Chrysanthemums, or mums, have plentiful long-lasting blooms and are perfect for providing color and drama to your garden through the late fall. They’re a major component of the zoo’s seasonal displays. Although they can be perennial in our hardiness zone if planted correctly (in the spring and in well-drained soil), we have no expectations for them to return next year. Many of the mums you may see in stores now have been indoors for their entire lives and are forced to bloom early. Therefore, they don’t have enough energy left over to grow roots and establish themselves before going dormant. Without a strong root system, plants cannot withstand the winter’s brutal freeze-thaw cycles and will be pushed out of the soil.

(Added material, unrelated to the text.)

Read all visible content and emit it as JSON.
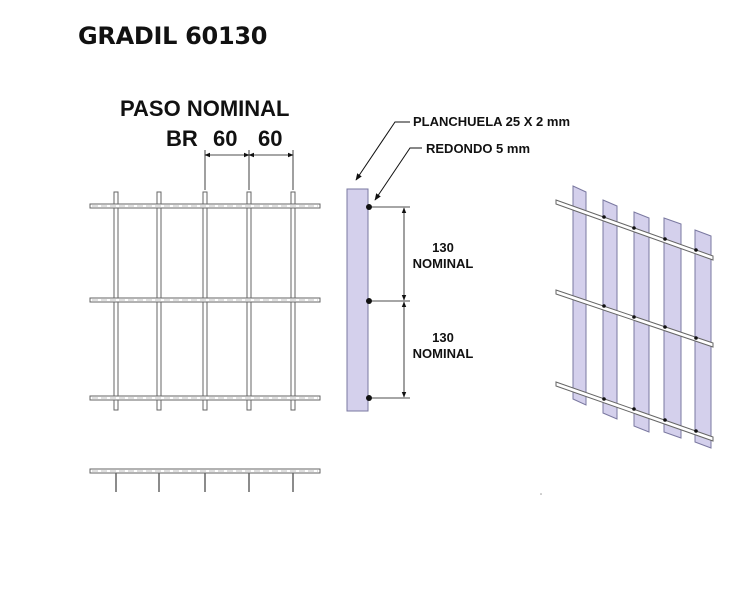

This is called frost heaving and you can clearly see its effects on our pitiful Pennsylvania roads.
For our photo ops, we’ll include corn stalks donated by the Norristown Farm Park, hay bales, and purple millet grass. These will help fill in the displays and make the bright colors of the pumpkins and mums pop.
Our team is excited to create a brand new pollinator garden behind the scenes this fall. The zoo currently maintains two beehives which are not yet on exhibit, but their resident honey bees could frequently be found on our main path collecting nectar and pollen during the summer. Although they’re capable of traveling miles away from their hives, we’re happy to provide a reliable food source in their direct vicinity. Any well-planned garden will offer year-round visual interest. Similarly, an effective pollinator garden incorporates plants with staggered bloom times to ensure a steady supply of nectar and pollen throughout the spring, summer, and fall. Coral bells, coneflowers, goldenrod, and asters will help the bees to do their job of preparing honey to sustain the hive through the winter.